Hiermee geeft u het pad naar een resource. Get-Acl haalt de beveiligingsdescriptor op van de resource die wordt aangegeven door het pad. Jokertekens zijn toegestaan. Als u de parameter Path weglaat, Get-Acl wordt de beveiligingsdescriptor van de huidige map opgevraagd.

De parameternaam ('Pad') is optioneel.

Type:String[]
Position:1
Default value:None
Required:False
Accept pipeline input:True
Accept wildcard characters:True

Invoerwaarden

String

U kunt een tekenreeks die een pad bevat doorsnijden naar Get-Acl.

Uitvoerwaarden

System.Security.AccessControl.FileSecurity, System.Security.AccessControl.DirectorySecurity, System.Security.AccessControl.RegistrySecurity

Get-Acl retourneert een object dat de ACL's vertegenwoordigt die worden opgehaald. Het objecttype is afhankelijk van het type ACL.

Notities

Deze cmdlet is alleen beschikbaar op Windows-platforms.

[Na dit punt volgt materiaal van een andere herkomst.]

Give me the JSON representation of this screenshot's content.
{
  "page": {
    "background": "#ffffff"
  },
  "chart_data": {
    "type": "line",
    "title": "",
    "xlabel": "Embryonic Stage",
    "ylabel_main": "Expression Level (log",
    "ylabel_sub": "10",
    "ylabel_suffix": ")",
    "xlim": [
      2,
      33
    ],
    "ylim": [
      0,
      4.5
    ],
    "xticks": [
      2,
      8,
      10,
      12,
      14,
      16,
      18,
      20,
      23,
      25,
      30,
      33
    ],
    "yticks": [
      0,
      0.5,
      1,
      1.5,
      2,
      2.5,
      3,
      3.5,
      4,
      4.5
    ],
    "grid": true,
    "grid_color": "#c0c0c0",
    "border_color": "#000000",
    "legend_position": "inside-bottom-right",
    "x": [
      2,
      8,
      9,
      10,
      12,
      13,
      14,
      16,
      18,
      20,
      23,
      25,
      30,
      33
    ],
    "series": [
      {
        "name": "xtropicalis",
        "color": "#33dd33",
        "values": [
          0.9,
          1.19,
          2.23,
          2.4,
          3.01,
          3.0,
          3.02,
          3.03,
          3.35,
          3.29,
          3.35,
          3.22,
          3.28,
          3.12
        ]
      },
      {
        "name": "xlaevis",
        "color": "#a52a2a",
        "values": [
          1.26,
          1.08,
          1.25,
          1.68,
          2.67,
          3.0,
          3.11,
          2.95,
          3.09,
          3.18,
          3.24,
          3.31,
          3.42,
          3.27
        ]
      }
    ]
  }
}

Get-Acl Standaard wordt het PowerShell-pad naar de resource (<provider>::<resource-path>), de eigenaar van de resource en 'Access' weergegeven, een lijst (matrix) met de vermeldingen voor toegangsbeheer in de discretionaire toegangsbeheerlijst (DACL) voor de resource. De DACL-lijst wordt beheerd door de resource-eigenaar.

Wanneer u het resultaat opmaken als een lijst (Get-Acl | Format-List), worden naast het pad, de eigenaar en de toegangslijst in PowerShell ook de volgende eigenschappen en eigenschapswaarden weergegeven:

  • Groep: de beveiligingsgroep van de eigenaar.
  • Controle: een lijst (matrix) met vermeldingen in de systeemtoegangsbeheerlijst (SACL). De SACL geeft de typen toegangspogingen op waarvoor Windows auditrecords genereert.
  • Sddl: De beveiligingsdescriptor van de resource die wordt weergegeven in één tekenreeks in de definitietaal van security descriptor. PowerShell gebruikt de methode GetSddlForm van beveiligingsdescriptors om deze gegevens op te halen.

Omdat Get-Acl wordt ondersteund door het bestandssysteem en registerproviders, kunt u gebruiken Get-Acl om de ACL van bestandssysteemobjecten, zoals bestanden en mappen, en registerobjecten, zoals registersleutels en -vermeldingen, weer te geven.